In 2011, Mitchell was sentenced to two life terms in the high-security unit at the United States Penitentiary in Tucson, Ariz. A year earlier, Barzee was given two terms of up to 15 years in prison, including seven that she had already served.
And Smart, well, she's been busy skiing and riding horses and playing with her new dog – and serving an 18-month volunteer mission in Paris for her church. She's been busy being happy. Yes, she's seen the worst of humanity and been through hell and back. But Smart knows she's stronger than that.

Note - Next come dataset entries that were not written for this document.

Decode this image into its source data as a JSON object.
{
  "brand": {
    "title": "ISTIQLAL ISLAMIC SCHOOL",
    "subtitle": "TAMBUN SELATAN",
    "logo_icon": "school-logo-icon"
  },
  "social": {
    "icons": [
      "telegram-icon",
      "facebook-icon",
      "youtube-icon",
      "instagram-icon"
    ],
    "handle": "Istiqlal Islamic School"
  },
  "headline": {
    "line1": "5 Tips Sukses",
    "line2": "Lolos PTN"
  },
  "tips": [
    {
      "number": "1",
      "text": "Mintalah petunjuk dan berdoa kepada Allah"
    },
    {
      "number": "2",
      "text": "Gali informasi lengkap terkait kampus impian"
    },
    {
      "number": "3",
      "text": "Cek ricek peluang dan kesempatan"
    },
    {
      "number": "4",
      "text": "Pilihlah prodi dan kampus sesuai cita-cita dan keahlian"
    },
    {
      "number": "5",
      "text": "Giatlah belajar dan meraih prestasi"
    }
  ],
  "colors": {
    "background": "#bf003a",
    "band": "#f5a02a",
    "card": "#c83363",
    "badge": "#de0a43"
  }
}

She credits much of her buoyancy to her mother, Lois, and the words of wisdom she shared the morning after the rescue. "My mom said, 'What this man has done to you is evil,'" Smart recalls. "'And there aren't words strong enough to describe how wicked and evil he is. He has stolen nine months of your life that you'll never get back. But the best punishment you could ever give him is to be happy, because by holding onto this and using it as a crutch throughout your life, you're only allowing him more power and more control. And he doesn't deserve that. Be happy, because he doesn't deserve another second."